V2: The Claude-native rebuild
Under a month, end-to-end
Full rewrite. New architecture, new repo, all databases reconnected, all production data migrated. Front-end rebuilt from scratch. Visuals refreshed. Capability expanded. Claude could carry more weight than V1's stack, and the design stretched to use it. Marketing site rebuilt alongside.
Time, wall-clock: under one month.
How a one-designer rebuild ships in a month
This is where I developed the AI-as-thought-partner methodology that now runs across every project I work on, including Ascend. A Claude project and a GPT project as design partners, for inspiration, research synthesis, technical feasibility checks, and pattern audits. Tied directly to traditional UX practice: real user feedback from V1 drove every decision the AI helped me move on faster.
The AI didn't replace judgment; it accelerated the work around the judgment.
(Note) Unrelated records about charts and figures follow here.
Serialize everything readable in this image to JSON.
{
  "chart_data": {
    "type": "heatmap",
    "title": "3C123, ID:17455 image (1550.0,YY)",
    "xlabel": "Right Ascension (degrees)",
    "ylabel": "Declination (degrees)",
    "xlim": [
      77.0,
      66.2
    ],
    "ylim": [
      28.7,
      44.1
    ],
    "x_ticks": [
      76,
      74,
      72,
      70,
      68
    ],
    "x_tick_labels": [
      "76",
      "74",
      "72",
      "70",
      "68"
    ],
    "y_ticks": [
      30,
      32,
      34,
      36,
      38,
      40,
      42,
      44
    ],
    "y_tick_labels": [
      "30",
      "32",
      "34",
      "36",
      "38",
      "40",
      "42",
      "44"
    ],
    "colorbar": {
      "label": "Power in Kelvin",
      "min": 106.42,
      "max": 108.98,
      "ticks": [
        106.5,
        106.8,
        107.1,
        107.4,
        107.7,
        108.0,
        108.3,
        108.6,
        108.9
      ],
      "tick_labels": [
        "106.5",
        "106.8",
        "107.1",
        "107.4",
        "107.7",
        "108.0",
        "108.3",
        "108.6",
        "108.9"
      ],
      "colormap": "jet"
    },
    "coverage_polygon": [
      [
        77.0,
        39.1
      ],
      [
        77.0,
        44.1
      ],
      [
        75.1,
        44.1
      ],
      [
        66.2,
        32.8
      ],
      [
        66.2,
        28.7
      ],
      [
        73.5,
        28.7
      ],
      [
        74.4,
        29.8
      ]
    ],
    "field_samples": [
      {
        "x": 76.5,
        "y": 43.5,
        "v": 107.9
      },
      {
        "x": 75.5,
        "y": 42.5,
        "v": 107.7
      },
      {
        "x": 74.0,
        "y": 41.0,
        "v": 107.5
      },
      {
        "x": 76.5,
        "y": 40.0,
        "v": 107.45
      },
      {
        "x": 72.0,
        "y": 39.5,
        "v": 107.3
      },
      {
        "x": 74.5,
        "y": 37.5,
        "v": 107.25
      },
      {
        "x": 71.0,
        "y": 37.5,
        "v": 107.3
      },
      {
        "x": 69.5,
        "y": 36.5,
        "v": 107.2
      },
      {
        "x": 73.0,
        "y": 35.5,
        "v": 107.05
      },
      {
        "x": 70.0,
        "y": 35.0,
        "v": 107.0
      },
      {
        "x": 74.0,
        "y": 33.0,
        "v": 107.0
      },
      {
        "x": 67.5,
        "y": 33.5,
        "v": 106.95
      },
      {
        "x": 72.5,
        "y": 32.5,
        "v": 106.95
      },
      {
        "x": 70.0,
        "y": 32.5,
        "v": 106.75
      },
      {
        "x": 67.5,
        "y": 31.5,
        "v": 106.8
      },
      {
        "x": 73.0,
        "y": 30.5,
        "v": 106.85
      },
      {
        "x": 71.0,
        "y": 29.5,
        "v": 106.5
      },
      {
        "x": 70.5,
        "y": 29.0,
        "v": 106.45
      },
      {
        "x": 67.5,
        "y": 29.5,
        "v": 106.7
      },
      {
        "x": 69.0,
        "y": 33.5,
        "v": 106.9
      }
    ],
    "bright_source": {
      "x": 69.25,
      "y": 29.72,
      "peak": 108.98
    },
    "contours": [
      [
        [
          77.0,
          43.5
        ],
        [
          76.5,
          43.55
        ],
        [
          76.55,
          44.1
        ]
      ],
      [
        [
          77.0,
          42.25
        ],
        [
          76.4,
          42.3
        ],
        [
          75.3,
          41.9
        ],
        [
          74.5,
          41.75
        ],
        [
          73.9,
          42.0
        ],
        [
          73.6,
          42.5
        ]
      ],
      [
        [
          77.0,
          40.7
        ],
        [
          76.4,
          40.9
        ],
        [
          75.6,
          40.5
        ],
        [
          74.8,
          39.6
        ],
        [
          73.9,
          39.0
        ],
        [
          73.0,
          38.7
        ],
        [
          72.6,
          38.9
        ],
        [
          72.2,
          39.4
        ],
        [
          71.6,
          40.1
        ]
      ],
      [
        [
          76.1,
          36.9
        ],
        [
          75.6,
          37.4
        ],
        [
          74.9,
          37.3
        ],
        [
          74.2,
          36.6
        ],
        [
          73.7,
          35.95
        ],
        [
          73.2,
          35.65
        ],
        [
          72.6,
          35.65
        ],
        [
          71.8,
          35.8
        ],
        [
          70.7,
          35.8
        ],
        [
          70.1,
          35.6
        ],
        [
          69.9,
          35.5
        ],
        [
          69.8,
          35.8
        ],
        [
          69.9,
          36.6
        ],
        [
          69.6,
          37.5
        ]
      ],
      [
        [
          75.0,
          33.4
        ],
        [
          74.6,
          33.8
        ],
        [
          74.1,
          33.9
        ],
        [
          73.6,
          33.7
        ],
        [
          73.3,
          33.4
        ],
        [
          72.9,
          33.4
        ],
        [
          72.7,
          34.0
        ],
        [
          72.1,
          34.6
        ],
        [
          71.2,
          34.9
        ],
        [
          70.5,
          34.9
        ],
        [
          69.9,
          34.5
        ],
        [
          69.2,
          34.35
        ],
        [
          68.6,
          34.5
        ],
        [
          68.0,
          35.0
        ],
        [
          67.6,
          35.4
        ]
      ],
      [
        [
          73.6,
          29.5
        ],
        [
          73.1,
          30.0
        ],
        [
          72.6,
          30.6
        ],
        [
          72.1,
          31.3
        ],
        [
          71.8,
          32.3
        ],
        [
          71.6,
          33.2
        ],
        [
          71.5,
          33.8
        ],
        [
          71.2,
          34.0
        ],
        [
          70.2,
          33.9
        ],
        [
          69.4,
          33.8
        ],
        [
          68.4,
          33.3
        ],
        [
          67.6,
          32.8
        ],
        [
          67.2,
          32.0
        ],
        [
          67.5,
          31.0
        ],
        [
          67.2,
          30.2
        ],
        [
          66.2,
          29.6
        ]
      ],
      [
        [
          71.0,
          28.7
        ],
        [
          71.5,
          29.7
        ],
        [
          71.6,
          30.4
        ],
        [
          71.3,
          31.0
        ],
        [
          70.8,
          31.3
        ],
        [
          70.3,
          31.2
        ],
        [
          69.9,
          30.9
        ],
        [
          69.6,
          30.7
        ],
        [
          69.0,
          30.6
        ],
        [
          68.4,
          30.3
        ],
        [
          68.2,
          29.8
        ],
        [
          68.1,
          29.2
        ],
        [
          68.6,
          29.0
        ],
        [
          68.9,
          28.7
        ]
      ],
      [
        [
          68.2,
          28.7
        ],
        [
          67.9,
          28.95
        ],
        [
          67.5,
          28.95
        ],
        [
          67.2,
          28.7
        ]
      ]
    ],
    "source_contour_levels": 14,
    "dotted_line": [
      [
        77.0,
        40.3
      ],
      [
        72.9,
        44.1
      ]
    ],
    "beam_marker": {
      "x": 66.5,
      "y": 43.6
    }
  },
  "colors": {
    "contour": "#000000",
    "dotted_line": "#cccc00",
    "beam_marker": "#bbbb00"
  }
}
I made the calls. Claude helped me get to the calls in hours instead of days.
What emerged here: C.O.R.E. Intent
V1's onboarding asked users to define their business from a blank prompt. V2's surfaces what the system already knows (about the user, the account, the integration state) and asks for the smallest input needed to act. AI as product behavior, not chat wrapper.
The blank-prompt problem is the same one most B2B AI products still ship with: here's a text box, tell us what you want. C.O.R.E. Intent inverts it: here's what we recognize, confirm or correct it, then we move.
What V1 surfaced, V2 fixed
The GHL connect step was the conversion floor
V1's onboarding metrics were specific. Users got stuck at the GoHighLevel (GHL) connect step. That single step was the conversion floor, and onboarding around it was too long, too in-the-weeds, and forced upfront before users had seen what the product could do.
The V2 onboarding rewrite
- Shorter and handheld. Reduced step count, replaced free-form configuration with guided defaults the user could override
- Moved out of forced flow. Onboarding became a quick-setup guide inside the dashboard, not a wall users had to clear before reaching the product
- Product preview before paywall. Users see what they're getting before they're asked to pay for it
- GHL connection rewritten as a primary unblock target. The integration that used to be the conversion floor became one of the smoothest steps in the flow
The principle: V1 ran long enough in production to teach us what the product needed to win. V2 was where we built the win. That's the right ratio. V1 to surface the question, V2 to ship the answer.
Reflection
What worked, what I'd do differently, when this approach is wrong
What worked
- The judgment call. Rebuilding rather than retrofitting was right. It bought a year of forward velocity instead of a year of patching limits we already understood.
- The methodology developed during the rebuild. AI as thought partner, paired with traditional UX practice. The same approach I now use everywhere. It started here.
- One designer through both eras. The same person who saw V1's onboarding metrics led V2's rewrite. No translation loss between what the data said and what shipped.
What I'd do differently
- Surfaced the rebuild case earlier. By the time we made the call, V1 had carried more passengers than it should have. The signal was visible a few months before we acted on it.
- Instrumentation from day one of V2. V1 taught us what to look for. V2 should have started with the dashboards V1 ended with, not built them in afterward.
When this approach is wrong
Rebuild when the platform is the limit, not when the design is. If V1's problems had been UX problems, retrofitting would have been the right call. Rewrites are expensive and most of them don't need to happen. The trigger here was that the platform couldn't support what we wanted to build next, not that the screens were wrong.